Scientific classification
- Kingdom: Animalia
- Phylum: Arthropoda
- Clade: Pancrustacea
- Class: Insecta
- Order: Coleoptera
- Suborder: Polyphaga
- Infraorder: Scarabaeiformia
- Family: Scarabaeidae
- Genus: Ataenius
- Species: A. purator
- Binomial name: Ataenius purator Harold, 1868
- Synonyms: Ataenius gagates Petrovitz, 1963; Ataenius splendens Endrödi, 1962; Ataenius gothi Balthasar, 1933;

= Ataenius purator =

- Genus: Ataenius
- Species: purator
- Authority: Harold, 1868
- Synonyms: Ataenius gagates Petrovitz, 1963, Ataenius splendens Endrödi, 1962, Ataenius gothi Balthasar, 1933

Species of beetle

Ataenius purator is a species of beetle of the family Scarabaeidae.
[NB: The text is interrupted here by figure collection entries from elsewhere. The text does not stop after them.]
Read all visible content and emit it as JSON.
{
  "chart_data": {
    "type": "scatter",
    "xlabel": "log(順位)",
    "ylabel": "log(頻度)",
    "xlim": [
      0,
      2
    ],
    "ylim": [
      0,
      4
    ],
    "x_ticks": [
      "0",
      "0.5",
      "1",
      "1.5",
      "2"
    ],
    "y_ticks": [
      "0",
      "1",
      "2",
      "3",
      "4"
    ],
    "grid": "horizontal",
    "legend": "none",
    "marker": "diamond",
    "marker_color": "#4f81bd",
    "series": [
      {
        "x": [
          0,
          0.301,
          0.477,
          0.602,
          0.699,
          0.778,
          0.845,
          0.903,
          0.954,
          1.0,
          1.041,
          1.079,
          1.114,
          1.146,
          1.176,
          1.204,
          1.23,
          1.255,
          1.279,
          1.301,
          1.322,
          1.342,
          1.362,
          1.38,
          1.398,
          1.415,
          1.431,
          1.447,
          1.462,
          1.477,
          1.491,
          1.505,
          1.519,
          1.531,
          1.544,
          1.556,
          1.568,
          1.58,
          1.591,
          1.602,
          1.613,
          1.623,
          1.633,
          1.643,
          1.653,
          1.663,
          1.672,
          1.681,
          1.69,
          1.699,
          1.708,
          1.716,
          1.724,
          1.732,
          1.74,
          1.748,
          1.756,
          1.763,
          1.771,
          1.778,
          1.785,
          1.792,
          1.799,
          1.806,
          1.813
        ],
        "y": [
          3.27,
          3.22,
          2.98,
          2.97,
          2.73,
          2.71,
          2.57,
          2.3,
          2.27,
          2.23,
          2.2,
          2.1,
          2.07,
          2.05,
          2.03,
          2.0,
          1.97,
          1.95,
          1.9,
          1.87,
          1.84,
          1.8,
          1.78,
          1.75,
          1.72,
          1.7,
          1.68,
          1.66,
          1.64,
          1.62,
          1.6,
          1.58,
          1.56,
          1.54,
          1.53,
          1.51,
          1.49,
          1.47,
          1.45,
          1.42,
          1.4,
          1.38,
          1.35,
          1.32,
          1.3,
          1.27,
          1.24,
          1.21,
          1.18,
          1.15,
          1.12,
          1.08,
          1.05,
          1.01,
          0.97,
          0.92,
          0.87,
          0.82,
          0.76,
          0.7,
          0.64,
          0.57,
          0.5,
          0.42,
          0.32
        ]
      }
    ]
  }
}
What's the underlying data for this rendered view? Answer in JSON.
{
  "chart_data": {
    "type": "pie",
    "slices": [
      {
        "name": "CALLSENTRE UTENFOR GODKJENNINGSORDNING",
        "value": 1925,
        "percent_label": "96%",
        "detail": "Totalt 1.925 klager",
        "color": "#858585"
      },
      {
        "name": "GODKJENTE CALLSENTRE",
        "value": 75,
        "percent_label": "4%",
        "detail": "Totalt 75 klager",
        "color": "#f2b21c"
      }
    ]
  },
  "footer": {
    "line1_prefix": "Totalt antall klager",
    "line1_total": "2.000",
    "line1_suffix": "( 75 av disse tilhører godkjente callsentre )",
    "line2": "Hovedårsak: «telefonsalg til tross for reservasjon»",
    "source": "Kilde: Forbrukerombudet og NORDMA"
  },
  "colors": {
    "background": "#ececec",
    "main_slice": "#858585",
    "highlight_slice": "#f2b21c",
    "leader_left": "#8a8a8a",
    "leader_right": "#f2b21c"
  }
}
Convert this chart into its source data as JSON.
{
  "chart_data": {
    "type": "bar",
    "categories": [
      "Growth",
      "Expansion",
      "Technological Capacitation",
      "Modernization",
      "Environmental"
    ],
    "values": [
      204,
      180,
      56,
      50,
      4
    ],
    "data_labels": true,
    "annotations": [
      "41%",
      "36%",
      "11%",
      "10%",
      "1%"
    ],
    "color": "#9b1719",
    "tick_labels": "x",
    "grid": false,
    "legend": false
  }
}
It is found in Argentina, Bolivia, Brazil (Amazonas, Bahia, Mato Grosso, Minas Gerais, Pará, Rio Grande do Sul, Roraima, Rio de Janeiro, Rio Grande do Sul, Santa Catarina, São Paulo), Colombia, Guyana, Paraguay, Suriname, Uruguay and Venezuela.

== Description ==
Adults reach a length of about 4-5 mm. They have an elongate, parallel-sided, shiny black to rusty-brown body.

==Life history==
Specimens have been collected in savanna areas, wet grasslands and wet forests.